Microsoft has developed its own Linux distro, CBL-Mariner, and released it under the open source MIT License recently. 

Microsoft said in the CBL-Mariner repository on GitHub that it is an internal Linux distribution for Microsoft’s cloud infrastructure and edge products and services.  The company said it was designed to provide a consistent platform for these devices and services and enhance Microsoft’s ability to stay current on Linux updates. 

“This initiative is part of Microsoft’s increasing investment in a wide range of Linux technologies, such as SONiCAzure Sphere OS and Windows Subsystem for Linux (WSL). CBL-Mariner is being shared publicly as part of Microsoft’s commitment to Open Source and to contribute back to the Linux community,” reads the repository. 

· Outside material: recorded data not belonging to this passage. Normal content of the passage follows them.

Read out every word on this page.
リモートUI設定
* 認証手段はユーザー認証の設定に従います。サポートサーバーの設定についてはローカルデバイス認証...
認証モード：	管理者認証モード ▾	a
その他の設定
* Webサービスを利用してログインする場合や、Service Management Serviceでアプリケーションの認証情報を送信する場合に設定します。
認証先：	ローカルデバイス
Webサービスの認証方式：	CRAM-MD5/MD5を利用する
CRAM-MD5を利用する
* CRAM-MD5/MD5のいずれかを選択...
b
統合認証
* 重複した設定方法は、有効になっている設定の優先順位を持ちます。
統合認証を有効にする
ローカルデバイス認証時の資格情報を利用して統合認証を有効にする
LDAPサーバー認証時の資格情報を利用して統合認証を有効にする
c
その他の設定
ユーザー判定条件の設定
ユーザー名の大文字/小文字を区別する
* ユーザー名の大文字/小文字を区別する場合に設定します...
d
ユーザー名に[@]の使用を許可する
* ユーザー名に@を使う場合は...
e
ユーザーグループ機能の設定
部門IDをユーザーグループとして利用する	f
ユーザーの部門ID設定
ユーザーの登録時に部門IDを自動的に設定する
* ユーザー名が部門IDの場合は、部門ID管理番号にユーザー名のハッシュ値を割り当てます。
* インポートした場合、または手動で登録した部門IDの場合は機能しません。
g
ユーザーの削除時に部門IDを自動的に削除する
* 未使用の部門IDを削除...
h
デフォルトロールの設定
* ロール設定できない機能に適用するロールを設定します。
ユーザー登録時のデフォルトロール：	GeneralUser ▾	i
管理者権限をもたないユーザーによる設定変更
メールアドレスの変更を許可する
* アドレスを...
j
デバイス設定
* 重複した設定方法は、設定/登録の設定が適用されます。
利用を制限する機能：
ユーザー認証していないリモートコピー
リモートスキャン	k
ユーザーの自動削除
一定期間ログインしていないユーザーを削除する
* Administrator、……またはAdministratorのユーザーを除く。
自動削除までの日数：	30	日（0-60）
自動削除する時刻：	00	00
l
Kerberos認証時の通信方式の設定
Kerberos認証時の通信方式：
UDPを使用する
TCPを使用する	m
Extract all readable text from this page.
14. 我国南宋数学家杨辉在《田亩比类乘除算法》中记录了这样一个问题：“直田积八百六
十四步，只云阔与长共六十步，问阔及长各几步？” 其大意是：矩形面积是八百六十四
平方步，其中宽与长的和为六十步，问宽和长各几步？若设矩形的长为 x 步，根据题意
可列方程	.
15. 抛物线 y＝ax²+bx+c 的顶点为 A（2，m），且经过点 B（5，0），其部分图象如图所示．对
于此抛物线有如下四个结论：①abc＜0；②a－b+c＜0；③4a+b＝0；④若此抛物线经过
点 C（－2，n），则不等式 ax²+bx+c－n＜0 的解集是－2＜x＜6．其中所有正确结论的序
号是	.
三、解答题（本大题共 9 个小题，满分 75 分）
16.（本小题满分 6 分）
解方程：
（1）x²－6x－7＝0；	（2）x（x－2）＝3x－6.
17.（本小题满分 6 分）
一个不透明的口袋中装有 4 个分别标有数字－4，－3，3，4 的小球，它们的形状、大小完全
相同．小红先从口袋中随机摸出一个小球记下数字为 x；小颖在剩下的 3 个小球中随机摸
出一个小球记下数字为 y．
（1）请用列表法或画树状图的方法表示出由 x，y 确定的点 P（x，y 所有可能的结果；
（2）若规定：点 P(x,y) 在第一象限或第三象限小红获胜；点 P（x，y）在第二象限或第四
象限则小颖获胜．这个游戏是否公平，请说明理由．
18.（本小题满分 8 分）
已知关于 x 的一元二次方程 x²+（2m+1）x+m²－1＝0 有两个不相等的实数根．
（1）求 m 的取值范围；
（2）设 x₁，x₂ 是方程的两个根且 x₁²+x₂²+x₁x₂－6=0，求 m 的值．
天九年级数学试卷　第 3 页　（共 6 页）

CBL-Mariner has said to be engineered with the notion that a small common core set of packages can address the universal needs of first party cloud and edge services while allowing individual teams to layer additional packages on top of the common core to produce images for their workloads. 

Whether deployed as a container or a container host, CBL-Mariner consumes limited disk and memory resources. The lightweight characteristics of CBL-Mariner also provides faster boot times and a minimal attack surface. By focusing the features in the core image to just what is needed for our internal cloud customers there are fewer services to load, and fewer attack vectors. When security vulnerabilities arise, CBL-Mariner supports both a package-based update model and an image based update model. Leveraging the common RPM Package Manager system, CBL-Mariner makes the latest security patches and fixes available for download with the goal of fast turn-around times, the company said.

Microsoft engineer Juan Rey had published an easy-to-follow guide to installing the distribution that makes it easy for anyone with a bit of Linux know-how to use.